Tying notetaking to things I care about made me more motivated to learn it.
Secondly, define a breakthrough moment.
A breakthrough moment is a major leveling-up moment in pursuing your learning endeavor.
For example, attaining a new strength, skill, or achievement. To make your learning more fun, define an interesting breakthrough moment and visualize yourself achieving it before every learning bout. For notetaking my breakthrough moment was this: create a guide for gamers on how to use games to 10x their learning effectiveness in real life. I have been interested in the connection between these two things for years but never had the notetaking system to allow me to flesh out my ideas.
By learning to take better notes, I could finally write the article I dreamed of!
Thirdly, create a challenge.
Framing learning obstacles as challenges makes us more energized to tackle them.

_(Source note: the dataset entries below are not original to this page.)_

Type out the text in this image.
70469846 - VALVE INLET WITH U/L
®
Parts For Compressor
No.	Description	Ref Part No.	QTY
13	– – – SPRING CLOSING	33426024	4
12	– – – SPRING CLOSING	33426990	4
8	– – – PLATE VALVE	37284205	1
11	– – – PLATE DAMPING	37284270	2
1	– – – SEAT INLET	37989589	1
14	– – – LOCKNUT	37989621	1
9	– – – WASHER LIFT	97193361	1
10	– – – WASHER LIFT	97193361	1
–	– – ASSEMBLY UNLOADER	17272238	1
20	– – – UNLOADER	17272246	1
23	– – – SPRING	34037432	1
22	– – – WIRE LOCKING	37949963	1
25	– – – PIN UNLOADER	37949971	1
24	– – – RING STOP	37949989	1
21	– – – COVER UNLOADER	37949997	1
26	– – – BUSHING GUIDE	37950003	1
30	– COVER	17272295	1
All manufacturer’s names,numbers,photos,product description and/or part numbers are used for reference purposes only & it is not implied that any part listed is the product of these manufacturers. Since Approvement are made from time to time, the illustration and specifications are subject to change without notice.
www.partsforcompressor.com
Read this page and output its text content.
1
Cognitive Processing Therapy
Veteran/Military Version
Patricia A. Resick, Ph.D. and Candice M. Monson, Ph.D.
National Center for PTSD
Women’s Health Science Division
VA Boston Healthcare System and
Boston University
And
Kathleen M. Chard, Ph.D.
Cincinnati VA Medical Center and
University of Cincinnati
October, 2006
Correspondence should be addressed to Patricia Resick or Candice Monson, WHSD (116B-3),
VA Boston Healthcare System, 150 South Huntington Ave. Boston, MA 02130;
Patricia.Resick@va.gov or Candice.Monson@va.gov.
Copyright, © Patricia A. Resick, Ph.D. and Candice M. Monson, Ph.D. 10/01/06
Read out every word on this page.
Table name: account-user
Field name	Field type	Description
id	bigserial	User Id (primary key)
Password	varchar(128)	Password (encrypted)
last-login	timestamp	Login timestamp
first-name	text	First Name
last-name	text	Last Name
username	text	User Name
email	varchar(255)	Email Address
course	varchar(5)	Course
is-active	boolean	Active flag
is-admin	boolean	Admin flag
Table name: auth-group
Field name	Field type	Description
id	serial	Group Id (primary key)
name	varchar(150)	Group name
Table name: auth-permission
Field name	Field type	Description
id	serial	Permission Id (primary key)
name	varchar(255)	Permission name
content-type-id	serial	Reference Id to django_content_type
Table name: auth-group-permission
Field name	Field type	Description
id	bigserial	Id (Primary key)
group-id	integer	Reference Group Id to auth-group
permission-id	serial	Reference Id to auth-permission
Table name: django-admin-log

In games, challenges like boss fights test our skills and increase them. Adopting the same mindset in real life can make us more resilient when the learning gets tough. To better my notetaking, I adopted a challenge mindset. I saw the obstacles along the path--what notetaking tool to use, how to connect my notes, how to create out of them, etc.--as boss fights to improve my skills.
Framing my notetaking as a challenge motivated me to keep going in the face of challenge.
Fourthly, listen to music while doing it.
Listening to music is inherently enjoyable.
By associating a difficult learning activity with music, you hack your brain into finding it fun. I like to listen to Terraria, Witcher 3, or Civilization 6 music. Preferably music without lyrics because lyrical music can make it harder to focus.
While taking notes, I listen to music to make it more fun.
Fifthly, do it with others.
Humans are social creatures; we like doing things with others.
Getting positive feedback from friends, especially early on, is a fantastic way to stay motivated. To learn note-taking, I found my best friend, John Maverick, online and learned to take more effective notes alongside him. This partnership worked so well that we eventually crystalized our learnings into Obsidian University and The Art Of Linked Reading.